Minefield clearance requires innovation and investment

110 million landmines are estimated to be buried worldwide, but new techniques are being developed to help remove these indiscrimate killers. 

It's estimated that around 110 million landmines are buried in 70 countries around the world.

This week saw a number of high profile figures including Stephen Hawking, Tesla and SpaceX founder Elon Musk, and Apple co-founder Steve Wozniak come together to sign an open letter warning of the dangers of weaponised artificial intelligence (AI). The letter argued that AI has reached a point where deployment of robotic weapons is feasible, and that humanity must act to prevent the proliferation of autonomous offensive machines.

Autonomous weapons are described in the letter as those that “select and engage targets without human intervention”. There exists today, however, a weapon which does exactly that, and is deployed in about 70 different countries around the world. Landmines, once placed in the ground, effectively engage targets without human intervention, silently waiting for friend or foe to enter their blast range, killing and maiming indiscriminately.

Of course, landmines are not the type of ‘smart’ weaponry that Musk and Hawking are warning about. But if a landmine actually could ‘think’, and distinguish between a soldier and a child, it would be a far less terrifying and brutal weapon. It is the very randomness with which the landmine inflicts its damage that makes it such a blight worldwide, often on populations threatened by poverty, where the land is relied upon for subsistence.

Anti-personnel mines
Anti-personnel mines

It’s estimated that there are 110 million landmines buried across the world, the vast majority a deadly legacy from wars long past. The actual number, frightening as it may be, is perhaps less important than the impact that landmines have on communities. It takes only a handful of mines - or even the suspicion of their presence – to discourage the use of land.

This week saw Kurdish fighters claim that ISIS had planted “thousands” of landmines as they retreated from the northern Syrian city of Hasakah, rendering 15 villages around the city uninhabitable. “They plant large mines that are easily detonated so young boys are blown to pieces,” one commander told NBC News.  “We need help. We don’t have the technology or techniques to defuse them.”

This same problem is one that persists in current and former warzones across the globe. Sweeping for and clearing landmines is a tricky business - time-consuming, expensive and dangerous. An individual landmine can cost as little as £2 to make, but takes anywhere between £120 and £600 to find and clear. What’s more, today’s landmines are usually made of plastic, rendering traditional detection techniques useless.

Earlier in the week I wrote about a project underway at the University of Bath to develop a new method of detection that will be able to identify both metallic and non-metallic mines.
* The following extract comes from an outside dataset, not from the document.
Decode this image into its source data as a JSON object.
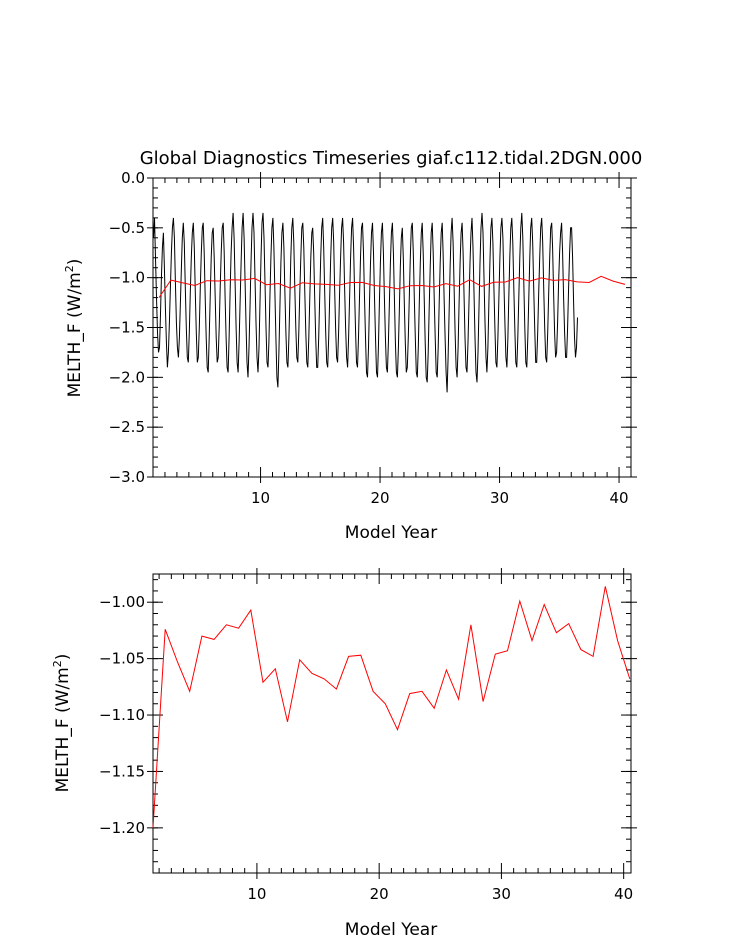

The project is being funded by Find A Better Way (FABW), the charity set up by Sir Bobby Charlton in 2011 after visiting the minefields of Cambodia. Using a combination of 3D camera technology and metal detection, the new system aims to create a subsurface image, pinpointing the mines below. 

Dr Manuchehr Soleimani
Dr Manuchehr Soleimani

“The innovative idea in this project is a combination of capacitive array and inductive array, so that both classification of electrical properties and detection of non-metallic and metallic landmine can be done,” Dr Manuchehr Soleimani, the lead researcher on the project, told me.

“The capacitive array works a bit like a touch screen, and the inductive array is like a metal detector. We’re hoping to develop a compact, low-cost version of this combined smart camera that can be deployed in landmine detection.”
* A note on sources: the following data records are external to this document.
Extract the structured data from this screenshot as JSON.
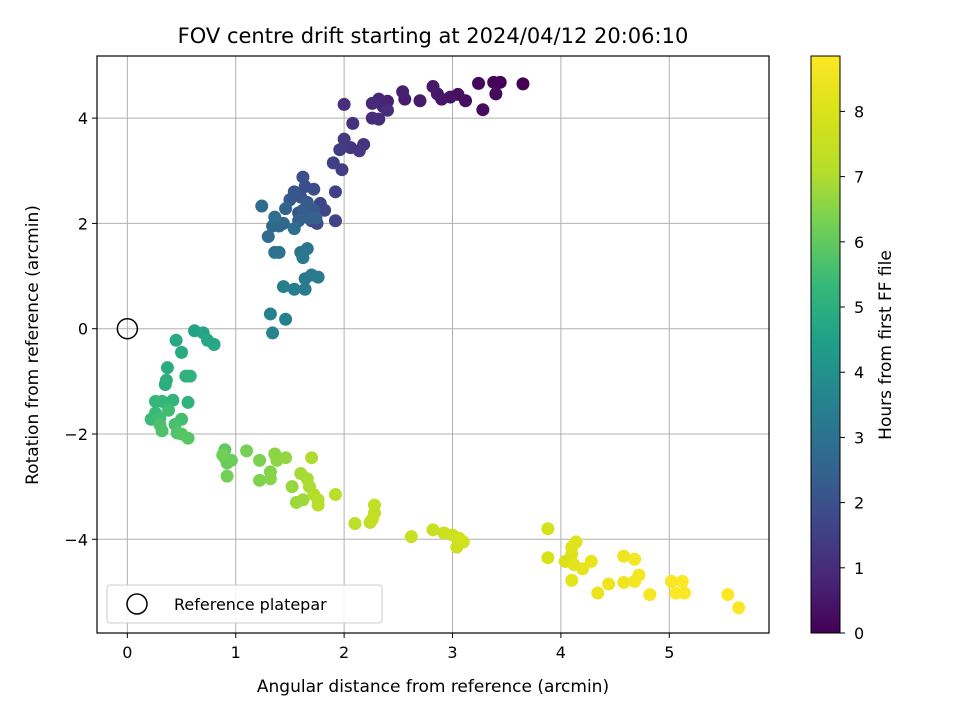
{
  "chart_data": {
    "type": "scatter",
    "title": "FOV centre drift starting at 2024/04/12 20:06:10",
    "xlabel": "Angular distance from reference (arcmin)",
    "ylabel": "Rotation from reference (arcmin)",
    "xlim": [
      -0.28,
      5.92
    ],
    "ylim": [
      -5.78,
      5.18
    ],
    "xticks": [
      0,
      1,
      2,
      3,
      4,
      5
    ],
    "yticks": [
      -4,
      -2,
      0,
      2,
      4
    ],
    "grid": true,
    "legend": {
      "placement": "lower-left",
      "entries": [
        "Reference platepar"
      ]
    },
    "reference_point": {
      "x": 0,
      "y": 0
    },
    "colorbar": {
      "label": "Hours from first FF file",
      "colormap": "viridis",
      "range": [
        0,
        8.85
      ],
      "ticks": [
        0,
        1,
        2,
        3,
        4,
        5,
        6,
        7,
        8
      ]
    },
    "points": [
      [
        3.65,
        4.65,
        0.0
      ],
      [
        3.44,
        4.68,
        0.05
      ],
      [
        3.38,
        4.68,
        0.1
      ],
      [
        3.24,
        4.66,
        0.15
      ],
      [
        3.4,
        4.46,
        0.2
      ],
      [
        3.28,
        4.16,
        0.25
      ],
      [
        3.12,
        4.33,
        0.3
      ],
      [
        3.05,
        4.45,
        0.35
      ],
      [
        2.98,
        4.4,
        0.4
      ],
      [
        2.9,
        4.36,
        0.45
      ],
      [
        2.86,
        4.46,
        0.5
      ],
      [
        2.82,
        4.6,
        0.55
      ],
      [
        2.7,
        4.33,
        0.6
      ],
      [
        2.56,
        4.36,
        0.65
      ],
      [
        2.54,
        4.5,
        0.7
      ],
      [
        2.4,
        4.32,
        0.75
      ],
      [
        2.36,
        4.22,
        0.8
      ],
      [
        2.32,
        4.36,
        0.85
      ],
      [
        2.26,
        4.28,
        0.9
      ],
      [
        2.26,
        4.0,
        0.95
      ],
      [
        2.32,
        3.98,
        1.0
      ],
      [
        2.4,
        4.15,
        1.05
      ],
      [
        2.0,
        4.26,
        1.1
      ],
      [
        2.08,
        3.9,
        1.15
      ],
      [
        2.18,
        3.5,
        1.2
      ],
      [
        2.14,
        3.38,
        1.25
      ],
      [
        2.06,
        3.44,
        1.3
      ],
      [
        2.0,
        3.6,
        1.35
      ],
      [
        1.96,
        3.4,
        1.4
      ],
      [
        1.98,
        3.02,
        1.45
      ],
      [
        1.9,
        3.15,
        1.5
      ],
      [
        1.92,
        2.6,
        1.55
      ],
      [
        1.92,
        2.05,
        1.6
      ],
      [
        1.78,
        2.38,
        1.65
      ],
      [
        1.82,
        2.25,
        1.7
      ],
      [
        1.75,
        2.0,
        1.75
      ],
      [
        1.7,
        2.05,
        1.8
      ],
      [
        1.72,
        2.65,
        1.85
      ],
      [
        1.64,
        2.7,
        1.9
      ],
      [
        1.62,
        2.88,
        1.95
      ],
      [
        1.58,
        2.2,
        2.0
      ],
      [
        1.6,
        2.5,
        2.05
      ],
      [
        1.54,
        2.6,
        2.1
      ],
      [
        1.5,
        2.45,
        2.15
      ],
      [
        1.66,
        2.4,
        2.2
      ],
      [
        1.72,
        2.25,
        2.25
      ],
      [
        1.66,
        2.35,
        2.3
      ],
      [
        1.62,
        2.25,
        2.35
      ],
      [
        1.68,
        2.1,
        2.4
      ],
      [
        1.74,
        2.1,
        2.45
      ],
      [
        1.58,
        2.05,
        2.5
      ],
      [
        1.46,
        2.28,
        2.55
      ],
      [
        1.44,
        2.0,
        2.6
      ],
      [
        1.4,
        1.95,
        2.65
      ],
      [
        1.34,
        1.95,
        2.7
      ],
      [
        1.3,
        1.75,
        2.75
      ],
      [
        1.24,
        2.33,
        2.8
      ],
      [
        1.54,
        1.9,
        2.85
      ],
      [
        1.36,
        2.12,
        2.9
      ],
      [
        1.36,
        1.45,
        2.95
      ],
      [
        1.4,
        1.45,
        3.0
      ],
      [
        1.6,
        1.45,
        3.05
      ],
      [
        1.66,
        1.52,
        3.1
      ],
      [
        1.62,
        1.35,
        3.15
      ],
      [
        1.64,
        0.95,
        3.2
      ],
      [
        1.7,
        1.02,
        3.25
      ],
      [
        1.76,
        0.98,
        3.3
      ],
      [
        1.64,
        0.75,
        3.35
      ],
      [
        1.54,
        0.75,
        3.4
      ],
      [
        1.44,
        0.8,
        3.45
      ],
      [
        1.46,
        0.18,
        3.5
      ],
      [
        1.32,
        0.28,
        3.55
      ],
      [
        1.34,
        -0.08,
        3.6
      ],
      [
        0.62,
        -0.04,
        4.6
      ],
      [
        0.7,
        -0.08,
        4.65
      ],
      [
        0.74,
        -0.22,
        4.7
      ],
      [
        0.8,
        -0.3,
        4.75
      ],
      [
        0.45,
        -0.22,
        4.8
      ],
      [
        0.5,
        -0.45,
        4.85
      ],
      [
        0.37,
        -0.74,
        4.9
      ],
      [
        0.36,
        -0.98,
        4.95
      ],
      [
        0.35,
        -1.06,
        5.0
      ],
      [
        0.54,
        -0.9,
        5.05
      ],
      [
        0.58,
        -0.9,
        5.1
      ],
      [
        0.56,
        -1.4,
        5.15
      ],
      [
        0.42,
        -1.36,
        5.2
      ],
      [
        0.32,
        -1.38,
        5.25
      ],
      [
        0.26,
        -1.38,
        5.3
      ],
      [
        0.26,
        -1.6,
        5.35
      ],
      [
        0.22,
        -1.72,
        5.4
      ],
      [
        0.3,
        -1.7,
        5.45
      ],
      [
        0.38,
        -1.55,
        5.5
      ],
      [
        0.5,
        -1.72,
        5.55
      ],
      [
        0.44,
        -1.82,
        5.6
      ],
      [
        0.3,
        -1.82,
        5.65
      ],
      [
        0.32,
        -1.94,
        5.7
      ],
      [
        0.46,
        -1.98,
        5.75
      ],
      [
        0.5,
        -2.0,
        5.8
      ],
      [
        0.56,
        -2.08,
        5.85
      ],
      [
        0.9,
        -2.3,
        6.0
      ],
      [
        0.9,
        -2.45,
        6.05
      ],
      [
        0.92,
        -2.55,
        6.1
      ],
      [
        0.96,
        -2.5,
        6.15
      ],
      [
        0.88,
        -2.4,
        6.2
      ],
      [
        0.92,
        -2.8,
        6.25
      ],
      [
        1.1,
        -2.32,
        6.3
      ],
      [
        1.22,
        -2.5,
        6.35
      ],
      [
        1.22,
        -2.88,
        6.4
      ],
      [
        1.32,
        -2.72,
        6.45
      ],
      [
        1.32,
        -2.85,
        6.5
      ],
      [
        1.36,
        -2.38,
        6.55
      ],
      [
        1.38,
        -2.5,
        6.6
      ],
      [
        1.46,
        -2.45,
        6.65
      ],
      [
        1.52,
        -3.0,
        6.7
      ],
      [
        1.56,
        -3.3,
        6.75
      ],
      [
        1.62,
        -3.25,
        6.8
      ],
      [
        1.6,
        -2.75,
        6.85
      ],
      [
        1.66,
        -2.85,
        6.9
      ],
      [
        1.68,
        -3.0,
        6.95
      ],
      [
        1.7,
        -2.45,
        7.0
      ],
      [
        1.72,
        -3.15,
        7.05
      ],
      [
        1.76,
        -3.25,
        7.1
      ],
      [
        1.76,
        -3.35,
        7.15
      ],
      [
        1.92,
        -3.15,
        7.2
      ],
      [
        2.1,
        -3.7,
        7.25
      ],
      [
        2.24,
        -3.68,
        7.3
      ],
      [
        2.28,
        -3.35,
        7.35
      ],
      [
        2.28,
        -3.5,
        7.4
      ],
      [
        2.26,
        -3.62,
        7.45
      ],
      [
        2.62,
        -3.95,
        7.5
      ],
      [
        2.82,
        -3.82,
        7.55
      ],
      [
        2.92,
        -3.88,
        7.6
      ],
      [
        3.0,
        -3.92,
        7.65
      ],
      [
        3.04,
        -4.15,
        7.7
      ],
      [
        3.06,
        -3.98,
        7.75
      ],
      [
        3.1,
        -4.05,
        7.8
      ],
      [
        3.88,
        -3.8,
        7.9
      ],
      [
        3.88,
        -4.35,
        7.95
      ],
      [
        4.04,
        -4.42,
        8.0
      ],
      [
        4.1,
        -4.28,
        8.05
      ],
      [
        4.1,
        -4.15,
        8.1
      ],
      [
        4.14,
        -4.05,
        8.15
      ],
      [
        4.12,
        -4.48,
        8.2
      ],
      [
        4.1,
        -4.78,
        8.25
      ],
      [
        4.2,
        -4.56,
        8.3
      ],
      [
        4.28,
        -4.42,
        8.35
      ],
      [
        4.34,
        -5.02,
        8.4
      ],
      [
        4.44,
        -4.85,
        8.45
      ],
      [
        4.58,
        -4.32,
        8.5
      ],
      [
        4.58,
        -4.82,
        8.55
      ],
      [
        4.68,
        -4.38,
        8.6
      ],
      [
        4.68,
        -4.8,
        8.65
      ],
      [
        4.72,
        -4.68,
        8.65
      ],
      [
        4.82,
        -5.05,
        8.7
      ],
      [
        5.02,
        -4.8,
        8.75
      ],
      [
        5.06,
        -5.02,
        8.8
      ],
      [
        5.12,
        -4.8,
        8.8
      ],
      [
        5.14,
        -5.02,
        8.82
      ],
      [
        5.54,
        -5.05,
        8.84
      ],
      [
        5.64,
        -5.3,
        8.85
      ]
    ]
  }
}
Rats are trained in Cambodia to sniff out the TNT used in landmines.
Rats are trained in Cambodia to sniff out the TNT used in landmines.

Meanwhile, a slightly less technical, but no less impressive technique for landmine detection is being used in Cambodia. Teams of Gambian pouched rats are trained to sweep the fields, sniffing out the TNT of landmines and other unexploded ordnance. With the help of a single rat, a 200 square metre patch of land can be cleared in just 30 minutes – something that would take a deminer two or three days according to the rats’ handler.

Whether it’s the latest 3D imaging technology, or a crack squad of TNT-sniffing rats, the need for a more effective and accessible method of clearing minefields is evident. Musk and Hawking have both identified AI as the biggest existential threat that humanity faces, and it may well indeed enslave us all one day, or simply wipe us out. Regardless, we should at least be trying to make our planet as inhabitable as possible in the meantime, where vast tracts of land aren’t given over to the scourge of landmines, and millions tread in fear for life and limb.